Many
mortgage lenders advertise loan programs with rates in the 1 per cent
range. We also offer a full variety of these type of loan programs but
borrowers must realize that the 1 per cent aspect can be a little
misleading. All programs that you see advertised with 1, 2 or even 3
per cent rates these days are payment option programs. These are great
programs for certain borrowers but are misunderstood by many.

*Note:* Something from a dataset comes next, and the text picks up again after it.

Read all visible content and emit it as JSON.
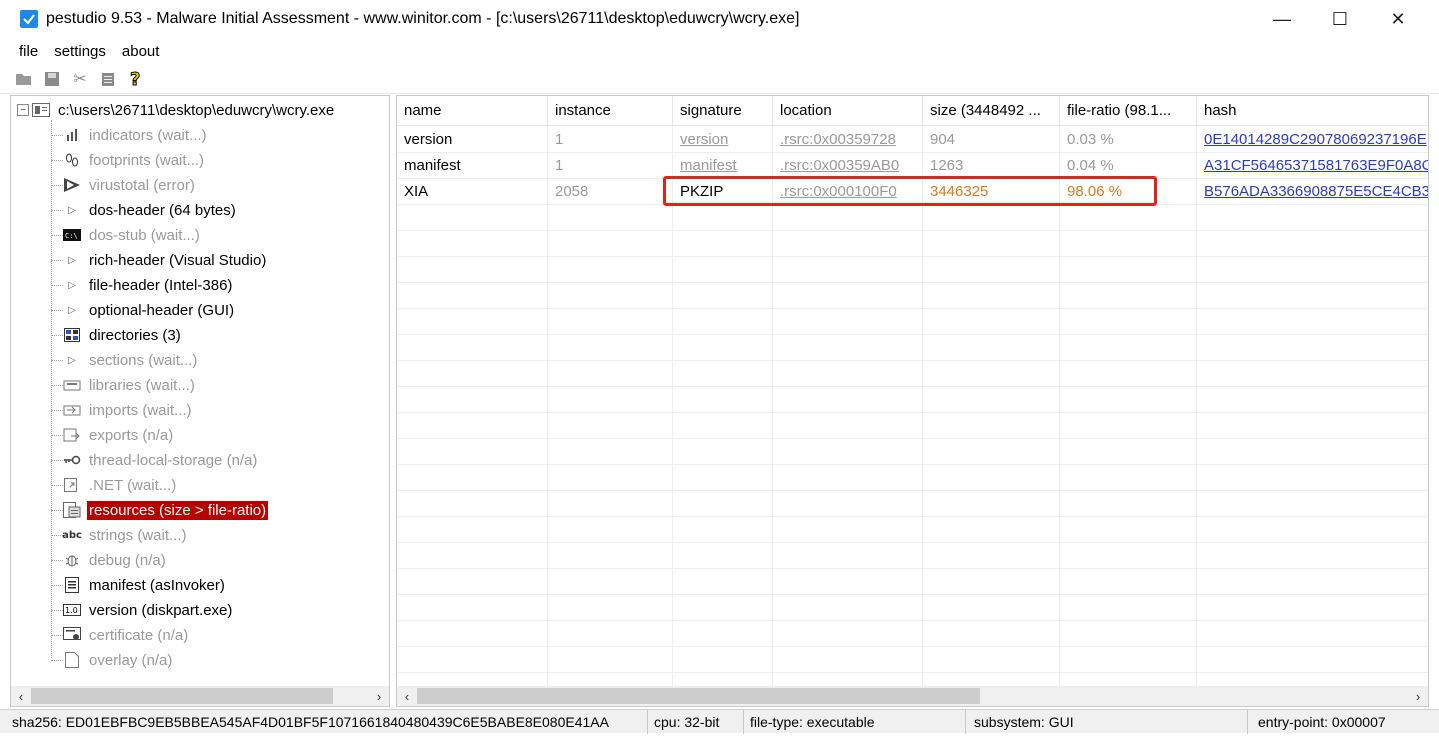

Exercise caution when following up on advertising
that boasts a loan with a 1 percent interest rate. These loans are not
for everybody and they are some of the most misunderstood loans
available. There are many newer mortgage professionals who are not even
fully aware of exactly how these programs work, and they are selling
you on the fact that you have a fixed rate and payment of 1% for 5
years. Your minimum payment will usually go up by 7.5% each year. This
means that if you have a $1,000/month minimum payment, the next year
this payment would go up to $1,075. Also, most likely this minimum
payment is still resulting in negative amortization. The 1 percent rate
that you are being advertised and told is fixed for 5 years is actually
only the basis of your minimum payment required on the loan. Your
actual interest rate on the loan will be your margin (which is normally
anywhere from 2% up to 4%) plus your index (which can be LIBOR, MTA,
COSI, etc...). Therefore, you would actually have a much higher
interest rate on your loan than 1%. These types of mortgages will allow
you the most flexibility in your monthly payments and can help maximize
cash flow, however they are not a good mortgage choice for every
borrower. This is one reason to make sure you have an honest,
experienced mortgage broker to work with, for all of your mortgage
financing.
As long as your mortgage professional explains
clearly how your payment works you should be fine. Most people run into
trouble with this type of program when its not properly explained.
There is no way your principle will go down if your payment is based on
a 1% rate when your balance is being charged a higher rate.
Most lenders require full documentation for this
type of loan. Usally, lenders require low Debt to Income (DTI) ratio to
qualify for this type of loan program. It means that for the given
amount of loan the borrower needs to have high income to be approved
for this type of loan programs.
Often times rates advertised this low are nothing
more than a teaser rate. It makes for a nice sign or ad but the fine
print tells you that this is an intro rate. Most convert to a normal
rate in 30-90 days. Your mortgage proffesional can explain these type
programs to you.
Before you decide to enter into a negative
ammortization program make sure that your mortgage broker fully
explains the program to you and how it works.This type of loan is very
useful to some borrowers but is not for everyone.
When you pay an interest rate that is below market
average, such as with a pay option loan, you have a negative
amortization loan. Basically, you are paying a much higher interest
rate, but your payments are based on the low interest rate. The
difference in payment is added to you loan balance each month. If you
make the minimum payment every month, your balance will increase, and
you could end up owing more than your home is worth.